Home run and loss for Ohtani
At bat, he hits 44th homer of season. On the mound, he struggles and suffers first loss since late May.
Shohei Ohtani hit a ball extremely hard, threw a handful of extremely hard pitches, did something that hadn’t been done in 51 years, and left Friday night’s Angels loss in dismay.
Such is the oddity of Ohtani, his groundbreaking double duty, his immense talent and the starcrossed team for which he plays.
The Houston Astros knocked around Ohtani for six runs and nine hits in 3 1⁄3 innings. Despite committing four errors, the Astros coasted to a 10-5 victory at Minute Maid Park.
In the first inning, Ohtani lined a full-count fastball 114.7 mph into the right-field seats for his MLB-leading 44th home run. On the mound it was a different story.

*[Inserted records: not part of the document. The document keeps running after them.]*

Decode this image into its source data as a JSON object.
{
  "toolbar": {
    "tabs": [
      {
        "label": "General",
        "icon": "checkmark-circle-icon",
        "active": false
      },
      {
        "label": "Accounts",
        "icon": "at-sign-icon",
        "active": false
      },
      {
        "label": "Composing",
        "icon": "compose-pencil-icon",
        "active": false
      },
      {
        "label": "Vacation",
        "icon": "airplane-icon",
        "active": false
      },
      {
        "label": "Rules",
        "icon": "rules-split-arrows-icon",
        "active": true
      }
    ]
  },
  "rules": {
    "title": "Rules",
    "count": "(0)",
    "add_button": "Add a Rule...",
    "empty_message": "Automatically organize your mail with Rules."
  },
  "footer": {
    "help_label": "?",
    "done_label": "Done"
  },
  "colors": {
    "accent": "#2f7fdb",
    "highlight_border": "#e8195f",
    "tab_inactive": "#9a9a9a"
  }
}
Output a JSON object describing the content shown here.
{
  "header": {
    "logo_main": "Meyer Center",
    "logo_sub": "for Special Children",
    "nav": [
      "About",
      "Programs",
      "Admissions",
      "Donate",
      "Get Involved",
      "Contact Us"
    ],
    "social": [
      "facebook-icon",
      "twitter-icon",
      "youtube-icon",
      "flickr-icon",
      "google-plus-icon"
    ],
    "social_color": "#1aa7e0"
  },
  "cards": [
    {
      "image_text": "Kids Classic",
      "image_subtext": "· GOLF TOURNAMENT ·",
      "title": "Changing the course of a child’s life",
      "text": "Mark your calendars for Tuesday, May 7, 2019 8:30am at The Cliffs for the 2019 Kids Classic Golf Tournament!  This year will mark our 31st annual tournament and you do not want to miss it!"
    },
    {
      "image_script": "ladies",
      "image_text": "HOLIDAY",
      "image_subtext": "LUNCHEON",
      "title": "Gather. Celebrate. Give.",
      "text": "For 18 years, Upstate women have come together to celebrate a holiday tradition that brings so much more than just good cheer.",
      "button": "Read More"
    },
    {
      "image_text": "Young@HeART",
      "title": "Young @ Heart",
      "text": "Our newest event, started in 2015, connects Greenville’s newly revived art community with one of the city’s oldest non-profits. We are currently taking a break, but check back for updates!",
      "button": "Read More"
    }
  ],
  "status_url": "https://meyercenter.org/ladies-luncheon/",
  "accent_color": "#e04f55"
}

Despite touching 98 mph on five four-seam fastballs, Ohtani relied on a slider that too often flattened rather than darted, a splitter he commanded sporadically and a hohum cutter.
Ohtani (9-2) had thrown the four-seamer 47.5% and the slider 19.9% of the time this season, but Friday he threw only 25 four-seamers while throwing 32 sliders, 12 splitters and eight cutters among his 77 pitches. Only three times did an Astros batter swing and miss and he struck out just one. Ohtani’s ERA jumped from 2.97 to 3.36 and he was tagged for his first loss since May 28.
“I feel like they were sitting on my cutters and sliders and before I could make any adjustments, they had runners on base and were scoring,” Ohtani said.
In his two at-bats after the home run Ohtani was walked by Astros pitcher Framber Valdez.
Ohtani’s second walk was noteworthy because it was intentional, loading the bases in the fourth. It marked the first time since Jim Kaat in 1970 that a pitcher was issued an intentional walk.